The industry-government-academia triad partnership: Avoiding a shortage of semiconductor talent

Talent sustainability is crucial for industrial sustainability – yet the semiconductor industry around the world is facing a gradually worsening deficiency in talent. Sun pointed out that if Taiwan is to maintain its world-leading advantages in semiconductor technology and related industries, the quality of talent simply must be enhanced.

To solve the talent shortage, Sun said, the industry, government and academia will need to form a mutually-reinforcing “Triad” partnership. Government needs to loosen legal restrictions, and provide sufficient research resources. Industry, for its part, needs to build bridges with academia, while also lowering barriers with academia. And academia, which serves as the training ground for talent, needs to provide a cross-disciplinary platform for research and collaboration dialogue, to stimulate and produce top-notch R&D results. 

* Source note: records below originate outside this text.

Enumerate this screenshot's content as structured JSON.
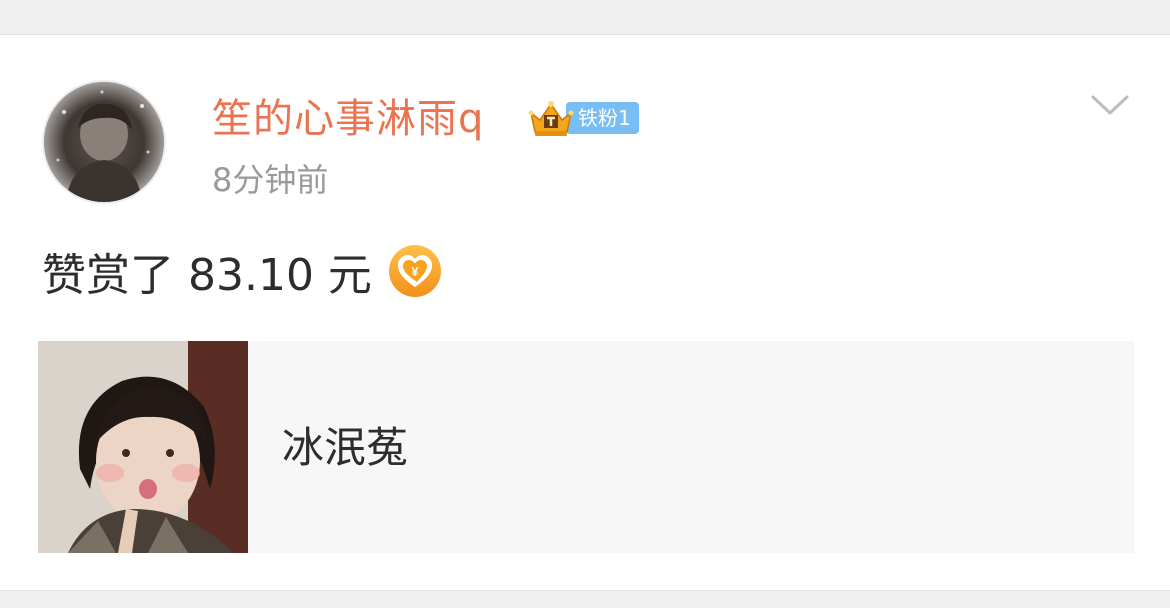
{
  "post": {
    "username": "笙的心事淋雨q",
    "fan_badge": "铁粉1",
    "timestamp": "8分钟前",
    "text": "赞赏了 83.10 元"
  },
  "link_card": {
    "title": "冰泯菟"
  },
  "icons": {
    "avatar": "user-avatar",
    "crown": "crown-icon",
    "reward": "heart-yuan-reward-icon",
    "dropdown": "chevron-down-icon"
  },
  "colors": {
    "username": "#eb7350",
    "fan_badge_bg": "#79bdf5",
    "timestamp": "#9a9a9a",
    "reward_icon": "#f5a623",
    "card_bg": "#f7f7f7"
  }
}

Regarding the new initiative of “Semiconductor College” sandboxes established through collaboration between industry and major universities in Taiwan, Sun believes that the College must build a topflight research environment to provide talents that match the needs of the industry.

When most students today think about semiconductor work, they think of a stereotypical engineer wearing a clean room suit in a factory. This image has affected their willingness to seek employment in this field. Sun stated candidly that professions are now diverse in the society, and salary and profit-sharing are no longer the only things that attract people. He therefore encourages students to cultivate their interest in STEM at an early age, and then the passion in semiconductor to pursue their lifelong dreams and goals.

While Quanta founder Barry Lam recently designed learning tools to teach AI to kids in remote areas, TSMC has for many years collaborated with universities such as NTU, NCKU, NTHU, and NCTU for semiconductor research and talent pipeline. TSMC has established joint research centers precisely in order to build up a solid base and cultivate interest among young people. Sun himself, who was educated at NTU, decided to get involved in the industry 45 years ago after taking a semiconductor device physics class from a renowned semiconductor master Simon Sze. Now that Sun is retired, he is playing a role as a volunteer mentor. He hopes to share his experience and perspectives to those who come after him, and to help them understand the industry and the important role it plays in uplifting humanity. “If I have the chance to affect just one or two people, well, that will make it worthwhile!”, Sun concluded.